Through the remaining hours of that day and all that night Psyche never left her mistress. The next morning the dancing-girl was cruelly forced to leave Pandataria and go to Rome.
Two days later, the long tragedy was ended. The heroic sufferer had gained her point and had starved herself to death. Her tragic sorrows were over and her triumph had come. She had conquered the emperor.
Chapter XXIII
IN the peristyle of a small house not far from the Porta Capena, a little woman sings a happy song as she tends and gathers her flowers. A fountain adds its liquid sound to her pleasing melody.

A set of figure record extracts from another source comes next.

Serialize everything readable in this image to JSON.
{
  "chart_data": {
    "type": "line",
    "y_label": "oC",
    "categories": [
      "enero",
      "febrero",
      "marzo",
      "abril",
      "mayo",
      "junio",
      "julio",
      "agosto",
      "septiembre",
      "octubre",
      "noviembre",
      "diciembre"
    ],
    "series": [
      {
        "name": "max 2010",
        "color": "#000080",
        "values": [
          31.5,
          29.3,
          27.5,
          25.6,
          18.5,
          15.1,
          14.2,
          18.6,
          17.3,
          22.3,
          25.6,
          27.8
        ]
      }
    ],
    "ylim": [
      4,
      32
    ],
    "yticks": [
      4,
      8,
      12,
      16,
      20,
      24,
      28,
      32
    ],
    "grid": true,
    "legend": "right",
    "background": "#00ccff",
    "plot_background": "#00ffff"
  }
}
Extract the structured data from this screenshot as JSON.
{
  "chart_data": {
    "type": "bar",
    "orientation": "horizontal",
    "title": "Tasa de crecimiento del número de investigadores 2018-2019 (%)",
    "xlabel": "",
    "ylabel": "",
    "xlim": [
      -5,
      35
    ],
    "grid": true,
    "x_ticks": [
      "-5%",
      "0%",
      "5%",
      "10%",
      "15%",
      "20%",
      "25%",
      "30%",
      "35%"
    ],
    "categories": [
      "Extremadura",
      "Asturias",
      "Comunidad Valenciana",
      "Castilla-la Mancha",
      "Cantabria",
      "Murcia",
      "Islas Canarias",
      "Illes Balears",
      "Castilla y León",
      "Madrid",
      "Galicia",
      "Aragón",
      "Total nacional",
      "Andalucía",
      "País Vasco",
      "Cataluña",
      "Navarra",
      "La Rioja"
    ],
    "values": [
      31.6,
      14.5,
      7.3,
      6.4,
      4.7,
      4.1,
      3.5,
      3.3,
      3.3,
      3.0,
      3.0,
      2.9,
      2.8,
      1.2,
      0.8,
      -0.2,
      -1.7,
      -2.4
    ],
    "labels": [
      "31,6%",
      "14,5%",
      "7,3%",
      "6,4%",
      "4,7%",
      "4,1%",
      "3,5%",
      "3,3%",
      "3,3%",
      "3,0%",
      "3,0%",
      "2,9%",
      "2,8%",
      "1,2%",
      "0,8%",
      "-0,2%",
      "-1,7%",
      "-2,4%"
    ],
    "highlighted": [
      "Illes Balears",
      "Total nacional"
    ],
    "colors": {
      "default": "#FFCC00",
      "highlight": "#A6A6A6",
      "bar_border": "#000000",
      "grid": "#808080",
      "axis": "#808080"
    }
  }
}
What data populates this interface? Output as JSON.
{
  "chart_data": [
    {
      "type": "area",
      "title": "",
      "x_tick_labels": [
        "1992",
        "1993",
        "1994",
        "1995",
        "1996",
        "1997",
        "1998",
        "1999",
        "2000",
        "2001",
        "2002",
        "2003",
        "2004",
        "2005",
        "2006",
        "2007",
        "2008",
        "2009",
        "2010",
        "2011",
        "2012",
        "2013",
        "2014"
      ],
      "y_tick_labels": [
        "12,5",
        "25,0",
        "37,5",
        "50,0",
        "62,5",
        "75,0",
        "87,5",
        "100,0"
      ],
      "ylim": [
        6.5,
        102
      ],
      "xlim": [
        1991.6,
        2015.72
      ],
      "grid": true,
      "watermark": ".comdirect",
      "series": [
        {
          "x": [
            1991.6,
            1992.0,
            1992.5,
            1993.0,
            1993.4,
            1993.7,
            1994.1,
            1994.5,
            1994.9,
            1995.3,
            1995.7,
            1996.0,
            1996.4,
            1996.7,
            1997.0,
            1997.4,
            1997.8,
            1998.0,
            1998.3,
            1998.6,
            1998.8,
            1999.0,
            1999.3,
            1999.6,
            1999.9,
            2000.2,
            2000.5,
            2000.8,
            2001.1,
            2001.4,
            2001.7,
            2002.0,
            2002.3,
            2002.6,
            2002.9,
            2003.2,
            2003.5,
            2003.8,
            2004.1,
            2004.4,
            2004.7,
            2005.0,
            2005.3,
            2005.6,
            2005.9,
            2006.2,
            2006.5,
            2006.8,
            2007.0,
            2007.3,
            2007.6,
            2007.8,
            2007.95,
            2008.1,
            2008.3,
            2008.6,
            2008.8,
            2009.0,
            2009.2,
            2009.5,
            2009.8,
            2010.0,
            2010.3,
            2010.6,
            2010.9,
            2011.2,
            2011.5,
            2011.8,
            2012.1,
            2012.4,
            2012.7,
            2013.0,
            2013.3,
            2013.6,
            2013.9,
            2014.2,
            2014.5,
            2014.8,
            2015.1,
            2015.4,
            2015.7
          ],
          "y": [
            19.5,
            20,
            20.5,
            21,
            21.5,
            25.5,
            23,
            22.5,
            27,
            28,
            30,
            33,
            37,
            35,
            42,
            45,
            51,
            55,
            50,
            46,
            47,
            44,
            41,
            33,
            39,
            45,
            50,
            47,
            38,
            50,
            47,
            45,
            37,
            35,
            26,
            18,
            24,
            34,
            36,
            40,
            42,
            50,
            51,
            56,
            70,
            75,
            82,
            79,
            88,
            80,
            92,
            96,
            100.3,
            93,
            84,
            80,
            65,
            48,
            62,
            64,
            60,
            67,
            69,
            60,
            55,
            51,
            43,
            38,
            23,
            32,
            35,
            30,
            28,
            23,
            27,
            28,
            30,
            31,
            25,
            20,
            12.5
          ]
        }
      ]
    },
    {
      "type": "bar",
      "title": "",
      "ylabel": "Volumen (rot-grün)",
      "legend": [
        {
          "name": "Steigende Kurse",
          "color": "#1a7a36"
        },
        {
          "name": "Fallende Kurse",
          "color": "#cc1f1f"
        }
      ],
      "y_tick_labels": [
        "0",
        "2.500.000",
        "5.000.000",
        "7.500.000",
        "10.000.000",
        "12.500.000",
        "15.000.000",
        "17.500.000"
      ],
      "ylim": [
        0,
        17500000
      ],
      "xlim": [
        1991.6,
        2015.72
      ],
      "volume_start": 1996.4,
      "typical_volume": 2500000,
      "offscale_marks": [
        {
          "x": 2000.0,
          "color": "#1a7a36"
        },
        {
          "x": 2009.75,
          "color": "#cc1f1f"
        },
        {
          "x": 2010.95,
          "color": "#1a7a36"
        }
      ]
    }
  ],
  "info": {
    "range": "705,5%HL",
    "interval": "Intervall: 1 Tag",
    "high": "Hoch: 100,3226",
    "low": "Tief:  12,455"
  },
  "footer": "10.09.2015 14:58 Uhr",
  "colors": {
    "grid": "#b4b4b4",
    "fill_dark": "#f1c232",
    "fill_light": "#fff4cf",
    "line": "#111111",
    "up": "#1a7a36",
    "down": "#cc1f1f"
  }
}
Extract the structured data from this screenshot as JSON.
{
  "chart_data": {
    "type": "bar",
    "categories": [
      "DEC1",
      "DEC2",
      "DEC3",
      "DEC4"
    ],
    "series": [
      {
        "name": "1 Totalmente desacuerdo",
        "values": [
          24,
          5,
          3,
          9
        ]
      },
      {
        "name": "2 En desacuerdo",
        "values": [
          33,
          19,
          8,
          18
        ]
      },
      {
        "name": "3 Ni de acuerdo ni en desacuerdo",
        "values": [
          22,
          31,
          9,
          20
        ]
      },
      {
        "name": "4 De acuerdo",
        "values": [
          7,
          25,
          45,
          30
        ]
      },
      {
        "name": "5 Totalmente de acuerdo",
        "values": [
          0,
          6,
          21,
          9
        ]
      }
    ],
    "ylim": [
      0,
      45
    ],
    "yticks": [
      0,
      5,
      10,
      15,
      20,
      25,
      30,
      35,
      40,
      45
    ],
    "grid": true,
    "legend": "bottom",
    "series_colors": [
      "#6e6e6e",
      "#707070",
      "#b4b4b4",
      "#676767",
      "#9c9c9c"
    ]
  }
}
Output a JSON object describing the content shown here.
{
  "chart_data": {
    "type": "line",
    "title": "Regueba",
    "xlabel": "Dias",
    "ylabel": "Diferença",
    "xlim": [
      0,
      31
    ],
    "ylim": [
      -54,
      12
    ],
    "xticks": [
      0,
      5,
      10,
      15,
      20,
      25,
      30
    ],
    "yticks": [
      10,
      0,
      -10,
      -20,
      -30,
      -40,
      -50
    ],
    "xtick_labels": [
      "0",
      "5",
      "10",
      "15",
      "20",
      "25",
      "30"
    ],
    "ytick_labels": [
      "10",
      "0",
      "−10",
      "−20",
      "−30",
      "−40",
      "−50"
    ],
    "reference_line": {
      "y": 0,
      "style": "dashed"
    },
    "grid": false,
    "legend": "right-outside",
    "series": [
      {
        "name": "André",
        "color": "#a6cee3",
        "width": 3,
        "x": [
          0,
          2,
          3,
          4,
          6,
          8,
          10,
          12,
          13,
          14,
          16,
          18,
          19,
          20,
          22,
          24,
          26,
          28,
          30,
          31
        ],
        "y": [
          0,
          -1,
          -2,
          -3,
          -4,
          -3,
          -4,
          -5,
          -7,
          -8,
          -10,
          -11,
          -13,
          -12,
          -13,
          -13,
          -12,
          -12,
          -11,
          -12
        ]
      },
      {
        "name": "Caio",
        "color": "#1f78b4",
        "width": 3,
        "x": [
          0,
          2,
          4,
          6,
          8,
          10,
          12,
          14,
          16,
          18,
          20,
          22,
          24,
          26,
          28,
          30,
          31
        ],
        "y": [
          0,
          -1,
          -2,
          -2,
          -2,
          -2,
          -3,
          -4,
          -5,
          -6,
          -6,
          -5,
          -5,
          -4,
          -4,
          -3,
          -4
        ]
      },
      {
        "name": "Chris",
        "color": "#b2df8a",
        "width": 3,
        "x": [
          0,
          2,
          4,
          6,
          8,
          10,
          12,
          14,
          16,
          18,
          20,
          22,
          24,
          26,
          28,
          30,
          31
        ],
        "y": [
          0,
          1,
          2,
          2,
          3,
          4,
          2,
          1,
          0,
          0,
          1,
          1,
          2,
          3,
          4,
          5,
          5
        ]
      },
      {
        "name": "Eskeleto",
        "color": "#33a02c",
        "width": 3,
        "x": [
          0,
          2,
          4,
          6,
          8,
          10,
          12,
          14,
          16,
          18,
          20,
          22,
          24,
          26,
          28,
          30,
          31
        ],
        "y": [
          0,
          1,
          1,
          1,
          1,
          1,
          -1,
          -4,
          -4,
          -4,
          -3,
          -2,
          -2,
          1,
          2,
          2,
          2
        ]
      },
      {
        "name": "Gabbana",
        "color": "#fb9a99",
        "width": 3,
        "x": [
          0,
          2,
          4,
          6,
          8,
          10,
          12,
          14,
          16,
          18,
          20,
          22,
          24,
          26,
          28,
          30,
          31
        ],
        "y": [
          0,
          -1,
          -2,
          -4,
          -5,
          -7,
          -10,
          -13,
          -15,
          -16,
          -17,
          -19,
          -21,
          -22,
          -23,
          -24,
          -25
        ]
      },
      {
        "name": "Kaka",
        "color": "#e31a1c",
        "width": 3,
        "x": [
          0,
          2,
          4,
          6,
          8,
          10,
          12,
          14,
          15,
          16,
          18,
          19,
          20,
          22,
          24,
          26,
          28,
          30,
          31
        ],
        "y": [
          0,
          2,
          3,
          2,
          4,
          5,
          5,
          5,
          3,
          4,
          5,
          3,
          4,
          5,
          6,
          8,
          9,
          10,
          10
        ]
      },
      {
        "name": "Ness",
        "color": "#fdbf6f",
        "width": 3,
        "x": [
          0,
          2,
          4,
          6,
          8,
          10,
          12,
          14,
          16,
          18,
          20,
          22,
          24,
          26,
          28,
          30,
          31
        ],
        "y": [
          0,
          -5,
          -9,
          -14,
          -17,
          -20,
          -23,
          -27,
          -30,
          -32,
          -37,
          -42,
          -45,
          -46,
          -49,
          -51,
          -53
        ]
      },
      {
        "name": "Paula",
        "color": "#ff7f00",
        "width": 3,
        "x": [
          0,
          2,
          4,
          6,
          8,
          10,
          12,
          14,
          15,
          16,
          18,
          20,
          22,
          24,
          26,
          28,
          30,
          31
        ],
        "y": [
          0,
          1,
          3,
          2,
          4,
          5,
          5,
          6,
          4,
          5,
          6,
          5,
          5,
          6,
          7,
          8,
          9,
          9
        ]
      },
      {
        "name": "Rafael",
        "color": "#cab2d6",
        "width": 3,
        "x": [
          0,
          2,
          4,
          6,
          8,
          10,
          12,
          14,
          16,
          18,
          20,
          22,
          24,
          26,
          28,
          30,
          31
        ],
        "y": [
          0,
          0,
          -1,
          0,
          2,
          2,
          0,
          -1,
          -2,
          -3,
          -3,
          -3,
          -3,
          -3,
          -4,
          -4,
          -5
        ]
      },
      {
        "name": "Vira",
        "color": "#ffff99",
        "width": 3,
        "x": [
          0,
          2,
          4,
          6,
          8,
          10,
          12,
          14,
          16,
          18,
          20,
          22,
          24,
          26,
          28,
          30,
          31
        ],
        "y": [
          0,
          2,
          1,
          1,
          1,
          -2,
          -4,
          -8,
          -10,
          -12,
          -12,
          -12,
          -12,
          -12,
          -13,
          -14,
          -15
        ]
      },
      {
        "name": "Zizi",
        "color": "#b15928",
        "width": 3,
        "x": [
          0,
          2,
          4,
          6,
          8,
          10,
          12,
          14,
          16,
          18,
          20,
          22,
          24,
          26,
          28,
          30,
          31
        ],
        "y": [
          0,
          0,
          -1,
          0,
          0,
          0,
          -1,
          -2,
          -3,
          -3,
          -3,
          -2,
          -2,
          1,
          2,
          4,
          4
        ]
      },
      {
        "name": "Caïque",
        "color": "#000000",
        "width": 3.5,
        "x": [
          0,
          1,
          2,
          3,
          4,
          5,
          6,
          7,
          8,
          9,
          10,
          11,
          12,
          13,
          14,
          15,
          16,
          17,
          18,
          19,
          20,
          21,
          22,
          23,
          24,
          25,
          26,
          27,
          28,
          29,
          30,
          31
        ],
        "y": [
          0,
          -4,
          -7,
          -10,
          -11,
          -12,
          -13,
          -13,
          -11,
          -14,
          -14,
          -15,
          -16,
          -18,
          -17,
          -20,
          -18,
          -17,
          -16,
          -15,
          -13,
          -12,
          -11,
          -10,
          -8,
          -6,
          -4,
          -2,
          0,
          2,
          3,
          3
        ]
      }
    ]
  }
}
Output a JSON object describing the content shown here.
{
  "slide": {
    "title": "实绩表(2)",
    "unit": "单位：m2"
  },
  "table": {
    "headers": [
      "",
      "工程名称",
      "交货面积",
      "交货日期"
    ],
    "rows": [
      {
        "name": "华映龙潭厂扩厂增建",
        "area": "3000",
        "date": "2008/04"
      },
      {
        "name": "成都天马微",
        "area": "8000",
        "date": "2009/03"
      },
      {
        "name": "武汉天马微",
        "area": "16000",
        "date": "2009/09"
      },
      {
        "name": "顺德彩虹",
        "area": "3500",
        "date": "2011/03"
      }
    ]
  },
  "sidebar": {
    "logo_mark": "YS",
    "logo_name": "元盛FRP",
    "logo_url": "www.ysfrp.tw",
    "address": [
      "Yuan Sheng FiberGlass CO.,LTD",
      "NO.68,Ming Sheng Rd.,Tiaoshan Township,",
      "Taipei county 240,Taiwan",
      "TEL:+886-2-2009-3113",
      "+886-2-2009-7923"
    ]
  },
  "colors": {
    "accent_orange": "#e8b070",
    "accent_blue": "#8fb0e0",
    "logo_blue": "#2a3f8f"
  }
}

It is near sundown, and the peristyle is bathed in soft light reflected from a clear blue sky. In a corner of the corridor that surrounds the peristyle, a bright-faced lad lies upon a couch. A hunchbacked girl with long arms and slanting but kind face hands him a cup of water and moves silently away. The little woman takes a tuft of mignonette and gives it to the happy-faced lad, saying, “That will refresh thee after thy tired and anxious day.”
“Thou art too kind, my lady.”
“Do thy limbs pain thee less, Aldo?”
“Ay, my lady,” replies the lad, anxious to appear better and stronger than he really is.
“Cruelly did they torture thee, my Aldo.”
“Ay; they were brutal. But they learned not from me my master’s hiding-place.”
“Brave and heroic lad, thy silence saved us all.”